Üben ist für mich extrem wichtig. Ich bin immer sehr bemüht, dass ich Zeit dafür finde. Das ist natürlich nicht immer möglich, z.B. wenn man auf Tour ist, aber mein Practicepad ist grundsätzlich immer dabei. Auch bei fast jedem Urlaub. Ich übe also auf jeden Fall regelmäßig. Das Üben selbst sieht bei mir so aus, dass ich versuche mir gewisse Themen vorzunehmen, an denen ich arbeiten möchte. Diese verfolge ich dann nicht nur kurzfristig, sondern versuche die jeweiligen Themen ein bis zwei Monate intensiver zu üben.

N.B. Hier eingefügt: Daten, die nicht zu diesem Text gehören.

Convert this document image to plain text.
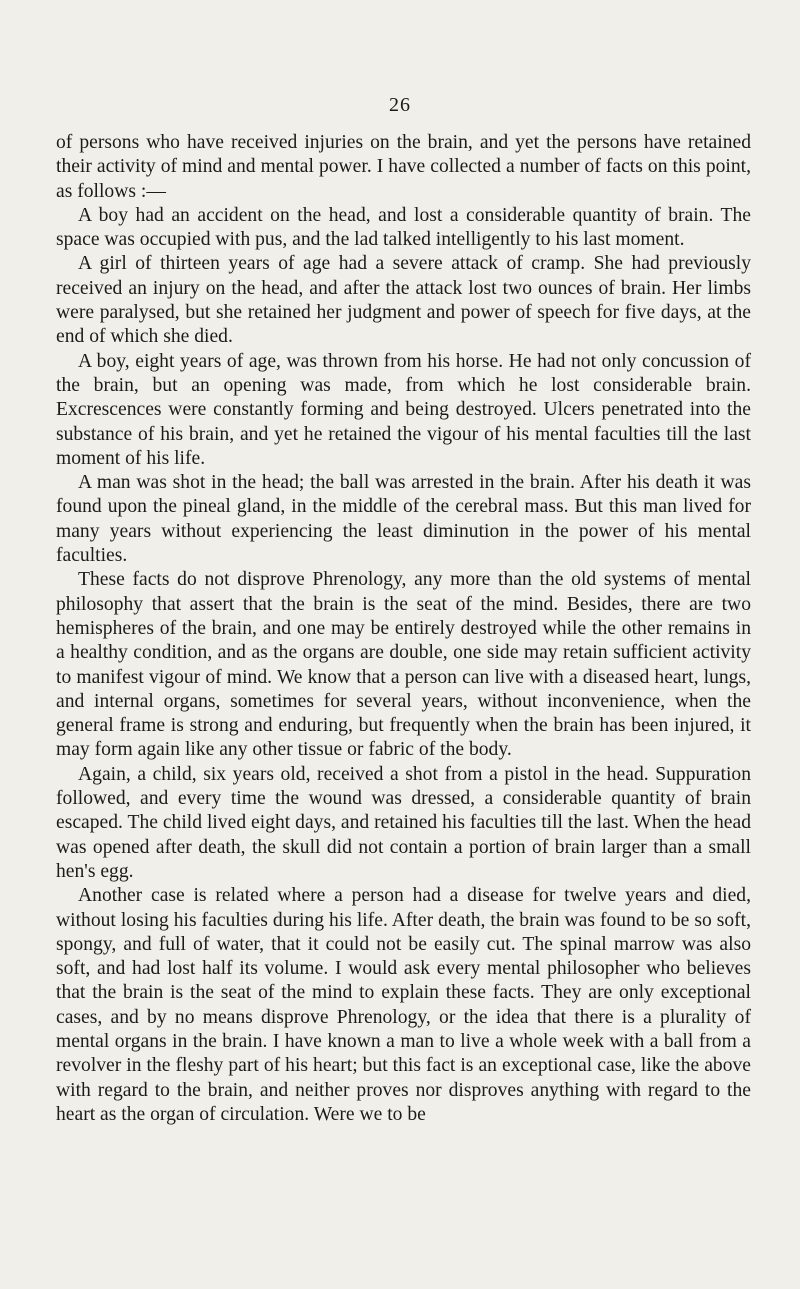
26

of persons who have received injuries on the brain, and yet the persons have retained their activity of mind and mental power. I have collected a number of facts on this point, as follows :—

A boy had an accident on the head, and lost a considerable quantity of brain. The space was occupied with pus, and the lad talked intelligently to his last moment.

A girl of thirteen years of age had a severe attack of cramp. She had previously received an injury on the head, and after the attack lost two ounces of brain. Her limbs were paralysed, but she retained her judgment and power of speech for five days, at the end of which she died.

A boy, eight years of age, was thrown from his horse. He had not only concussion of the brain, but an opening was made, from which he lost considerable brain. Excrescences were constantly forming and being destroyed. Ulcers penetrated into the substance of his brain, and yet he retained the vigour of his mental faculties till the last moment of his life.

A man was shot in the head; the ball was arrested in the brain. After his death it was found upon the pineal gland, in the middle of the cerebral mass. But this man lived for many years without experiencing the least diminution in the power of his mental faculties.

These facts do not disprove Phrenology, any more than the old systems of mental philosophy that assert that the brain is the seat of the mind. Besides, there are two hemispheres of the brain, and one may be entirely destroyed while the other remains in a healthy condition, and as the organs are double, one side may retain sufficient activity to manifest vigour of mind. We know that a person can live with a diseased heart, lungs, and internal organs, sometimes for several years, without inconvenience, when the general frame is strong and enduring, but frequently when the brain has been injured, it may form again like any other tissue or fabric of the body.

Again, a child, six years old, received a shot from a pistol in the head. Suppuration followed, and every time the wound was dressed, a considerable quantity of brain escaped. The child lived eight days, and retained his faculties till the last. When the head was opened after death, the skull did not contain a portion of brain larger than a small hen's egg.

Another case is related where a person had a disease for twelve years and died, without losing his faculties during his life. After death, the brain was found to be so soft, spongy, and full of water, that it could not be easily cut. The spinal marrow was also soft, and had lost half its volume. I would ask every mental philosopher who believes that the brain is the seat of the mind to explain these facts. They are only exceptional cases, and by no means disprove Phrenology, or the idea that there is a plurality of mental organs in the brain. I have known a man to live a whole week with a ball from a revolver in the fleshy part of his heart; but this fact is an exceptional case, like the above with regard to the brain, and neither proves nor disproves anything with regard to the heart as the organ of circulation. Were we to be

Am Anfang einer Übungssession dreh ich mir meistens Tracks, die ich mag oder auch neu entdeckt habe, auf und spiel einfach mal eine halbe Stunde dazu. Ich schreibe mir auf, welche Themen oder Übungen ich angehen will und erstelle mir dann zusätzlich einen genauen Timetable, wie lange ich welche bestimmten Schritte mache. Das ist natürlich auch immer davon abhängig wie viel Zeit ich an dem jeweiligen Tag zur Verfügung habe.

Was beschäftigt dich momentan am meisten bzw. wo steht was Neues an?

Es ist momentan sehr spannend, da das ganze „AVEC“ Live-Programm, auf das ich mich schon sehr freue, ansteht und geprobt wird, wobei die Tour jetzt natürlich wieder auf 2021 verschoben worden ist. Mit „Onk Lou“ arbeite ich gerade an einem Duo-live-Setup, für die Albumrelease Tour, die im März 2021 stattfindet soll. Für „Sakura“ spielen wir momentan im Studio das neue Album ein und bei mir zu Hause bin ich auch für verschiedene Projekte und Produktionen am Drums recorden. Ende des Jahres wird meine Freundin, Ursula Reicher, ihr  neues Soloprojekt „KCIT“ produzieren und ein Live-Set ausarbeiten, in dem ich ebenso involviert sein werde.

Da du dich selbst schon als Equipment-Nerd bezeichnet hast, wäre die letzte Frage, was dein Lieblingsteil an deinem Schlagzeug ist?

Ich habe eigentlich zwei Lieblingsteile in meinem Setup, nämlich zwei Snaredrums. Einmal die Ludwig Supersensitive Snare aus den Siebzigern von meinem Vater. Das war die allererste Snaredrum auf der ich das Trommeln gelernt habe. Die zweite Snare ist eine Ludwig Acrolite aus den Neunzigern, die mir meine Freundin zum Uniabschluss geschenkt hat. Die zwei sind eigentlich immer im Einsatz, sowohl live, als auch im Studio.